HDFGroup / vol-rest

HDF5 REST VOL Connector
Other
5 stars 8 forks source link

Internal Server Error on localhost MinIO #27

Closed ron-kuhn closed 7 months ago

ron-kuhn commented 1 year ago

I am running MinIO on my localhost Win 10 laptop. I am also running HSDS on the same laptop (1sn and 4dns). I have a program that creates HDF5 files simulating images coming from an instrument. After about 2 minutes, things slow down eventually throwing an exception. When I look at the HSDS log file, then first error is an Internal Server Error (HTTP 500) for the MinIO port. This is very reproducible. Any ideas?

ron-kuhn commented 1 year ago

If I added Sleeps in my code to slow it down a bit then it works.

mattjala commented 1 year ago

This sounds like it might have been caused by issues with how the VOL was sending data to HSDS that were fixed in #26. If it persists in the current version of the VOL, could you share the HSDS log files?

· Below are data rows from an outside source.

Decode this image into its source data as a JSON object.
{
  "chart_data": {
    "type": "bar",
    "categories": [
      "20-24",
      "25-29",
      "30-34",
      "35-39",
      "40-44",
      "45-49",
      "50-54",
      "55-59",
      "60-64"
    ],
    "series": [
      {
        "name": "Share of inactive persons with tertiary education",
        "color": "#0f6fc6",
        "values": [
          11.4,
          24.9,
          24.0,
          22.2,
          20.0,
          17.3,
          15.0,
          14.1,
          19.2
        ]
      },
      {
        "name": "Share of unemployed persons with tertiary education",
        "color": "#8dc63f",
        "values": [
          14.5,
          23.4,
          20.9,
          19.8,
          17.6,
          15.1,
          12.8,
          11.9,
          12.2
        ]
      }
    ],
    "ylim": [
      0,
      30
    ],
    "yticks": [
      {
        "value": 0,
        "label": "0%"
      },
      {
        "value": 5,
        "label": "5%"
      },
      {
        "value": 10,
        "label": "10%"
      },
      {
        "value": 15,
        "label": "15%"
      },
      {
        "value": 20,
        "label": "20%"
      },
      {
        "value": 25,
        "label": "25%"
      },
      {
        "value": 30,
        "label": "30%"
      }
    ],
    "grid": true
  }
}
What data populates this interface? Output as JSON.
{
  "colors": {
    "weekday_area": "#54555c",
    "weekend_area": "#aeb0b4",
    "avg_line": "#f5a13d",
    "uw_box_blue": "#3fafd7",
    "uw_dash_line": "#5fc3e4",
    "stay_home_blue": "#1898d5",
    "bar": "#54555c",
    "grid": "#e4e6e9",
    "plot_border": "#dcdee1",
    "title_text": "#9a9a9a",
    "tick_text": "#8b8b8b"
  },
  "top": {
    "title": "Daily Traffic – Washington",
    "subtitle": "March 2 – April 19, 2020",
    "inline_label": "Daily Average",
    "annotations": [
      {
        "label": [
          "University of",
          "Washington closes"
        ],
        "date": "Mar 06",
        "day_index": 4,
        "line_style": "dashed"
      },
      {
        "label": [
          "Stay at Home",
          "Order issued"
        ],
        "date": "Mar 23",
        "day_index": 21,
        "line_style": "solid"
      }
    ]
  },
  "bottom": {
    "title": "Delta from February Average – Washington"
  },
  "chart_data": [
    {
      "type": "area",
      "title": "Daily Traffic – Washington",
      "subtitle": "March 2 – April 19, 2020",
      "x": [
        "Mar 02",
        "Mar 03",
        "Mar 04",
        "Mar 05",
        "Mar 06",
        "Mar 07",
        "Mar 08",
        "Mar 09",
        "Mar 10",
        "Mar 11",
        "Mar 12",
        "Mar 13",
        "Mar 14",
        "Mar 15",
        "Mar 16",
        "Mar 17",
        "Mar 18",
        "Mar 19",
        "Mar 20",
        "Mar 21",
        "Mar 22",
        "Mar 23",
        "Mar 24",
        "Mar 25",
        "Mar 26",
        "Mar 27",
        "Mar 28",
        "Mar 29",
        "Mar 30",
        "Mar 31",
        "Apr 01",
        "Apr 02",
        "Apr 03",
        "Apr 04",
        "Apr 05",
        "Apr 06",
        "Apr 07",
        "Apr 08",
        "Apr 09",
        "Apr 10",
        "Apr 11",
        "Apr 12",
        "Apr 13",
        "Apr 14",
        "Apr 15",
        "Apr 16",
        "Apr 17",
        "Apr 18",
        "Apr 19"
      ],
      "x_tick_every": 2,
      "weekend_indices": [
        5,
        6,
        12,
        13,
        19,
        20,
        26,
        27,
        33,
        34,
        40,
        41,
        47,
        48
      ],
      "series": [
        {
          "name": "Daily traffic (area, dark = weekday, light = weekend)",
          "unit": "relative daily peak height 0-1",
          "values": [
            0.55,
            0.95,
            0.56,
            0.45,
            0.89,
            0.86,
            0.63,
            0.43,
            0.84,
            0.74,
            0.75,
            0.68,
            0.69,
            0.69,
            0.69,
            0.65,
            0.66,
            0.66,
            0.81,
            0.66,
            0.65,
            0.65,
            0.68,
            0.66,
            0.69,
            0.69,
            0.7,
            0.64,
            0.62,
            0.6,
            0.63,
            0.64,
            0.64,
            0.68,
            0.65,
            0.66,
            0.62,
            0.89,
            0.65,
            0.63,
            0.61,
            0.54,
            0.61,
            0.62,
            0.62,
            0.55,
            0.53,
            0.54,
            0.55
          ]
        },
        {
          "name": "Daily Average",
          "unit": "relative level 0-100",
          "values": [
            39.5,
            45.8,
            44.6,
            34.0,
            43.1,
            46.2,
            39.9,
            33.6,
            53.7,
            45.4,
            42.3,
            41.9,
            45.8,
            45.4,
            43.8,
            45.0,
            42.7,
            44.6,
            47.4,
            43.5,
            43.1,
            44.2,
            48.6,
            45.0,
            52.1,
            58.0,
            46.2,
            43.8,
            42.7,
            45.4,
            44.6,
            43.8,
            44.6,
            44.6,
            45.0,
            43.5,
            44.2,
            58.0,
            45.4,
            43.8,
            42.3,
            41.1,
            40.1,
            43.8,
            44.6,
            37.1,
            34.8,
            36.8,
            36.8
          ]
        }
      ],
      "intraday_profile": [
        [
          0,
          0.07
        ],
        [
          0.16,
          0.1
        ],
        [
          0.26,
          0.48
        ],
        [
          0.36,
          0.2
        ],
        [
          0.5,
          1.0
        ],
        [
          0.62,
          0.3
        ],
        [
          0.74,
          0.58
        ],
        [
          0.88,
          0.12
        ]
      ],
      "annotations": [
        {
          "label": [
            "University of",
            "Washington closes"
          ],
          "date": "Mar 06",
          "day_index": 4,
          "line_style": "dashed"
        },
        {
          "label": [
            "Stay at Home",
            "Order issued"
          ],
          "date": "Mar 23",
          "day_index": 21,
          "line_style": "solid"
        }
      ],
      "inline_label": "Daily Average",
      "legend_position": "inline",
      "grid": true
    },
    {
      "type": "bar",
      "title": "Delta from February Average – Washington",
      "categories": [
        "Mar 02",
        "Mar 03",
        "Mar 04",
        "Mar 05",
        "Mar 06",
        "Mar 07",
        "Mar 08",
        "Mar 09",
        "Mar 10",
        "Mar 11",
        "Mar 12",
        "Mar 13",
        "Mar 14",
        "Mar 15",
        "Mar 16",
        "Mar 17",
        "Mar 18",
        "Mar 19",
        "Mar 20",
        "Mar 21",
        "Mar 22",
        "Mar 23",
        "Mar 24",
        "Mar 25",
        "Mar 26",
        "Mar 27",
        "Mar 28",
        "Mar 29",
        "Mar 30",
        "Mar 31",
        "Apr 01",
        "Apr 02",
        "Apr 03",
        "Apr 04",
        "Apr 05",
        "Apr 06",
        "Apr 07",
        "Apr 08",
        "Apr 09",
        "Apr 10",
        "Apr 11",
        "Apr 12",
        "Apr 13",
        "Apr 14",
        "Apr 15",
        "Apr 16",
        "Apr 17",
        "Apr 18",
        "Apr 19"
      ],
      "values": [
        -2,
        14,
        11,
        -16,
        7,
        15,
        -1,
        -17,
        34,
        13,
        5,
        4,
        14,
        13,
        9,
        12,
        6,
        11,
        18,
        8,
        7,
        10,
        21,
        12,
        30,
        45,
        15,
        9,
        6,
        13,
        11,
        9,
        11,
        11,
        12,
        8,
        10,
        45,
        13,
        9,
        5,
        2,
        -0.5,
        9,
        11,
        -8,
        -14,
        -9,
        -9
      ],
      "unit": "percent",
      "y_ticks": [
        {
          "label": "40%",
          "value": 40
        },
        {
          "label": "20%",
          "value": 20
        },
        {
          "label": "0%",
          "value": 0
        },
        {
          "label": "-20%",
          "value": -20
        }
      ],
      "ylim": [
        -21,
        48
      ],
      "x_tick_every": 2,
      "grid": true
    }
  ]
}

ron-kuhn commented 1 year ago

I was testing the #26 fix when it occurred twice. But it hasn't happened since. I didn't save the hs.log, sorry. My test application simulates our instrument and send a bunch of data and images to HSDS through the rest-vol. If it is creating objects faster than the HSDS services can write then I see my application slow down for a while. I'm guessing the cache is full and has to wait for object to be written before continuing. This is when it appeared to happen but like I said, hasn't happened since.

jreadey commented 1 year ago

@ron-kuhn , HSDS uses lazy writing - i.e. a PUT/POST request to the DN will return while another task looks for dirty objects and flushes them after they've been dirty for 10 seconds or more (this logic is there to save on repeatedly writing an object to storage if it's being frequently updated).

If there are two many objects in the dirty queue, that may delay the time in which they get written out. If you scan through the HSDS logs looking for "s3sync" you might get some clues as to what's going on.

mattjala commented 7 months ago

This was likely an issue with insufficient resources being allocated for HSDS. If the issue is identified again, this can be reopened. Closing for now.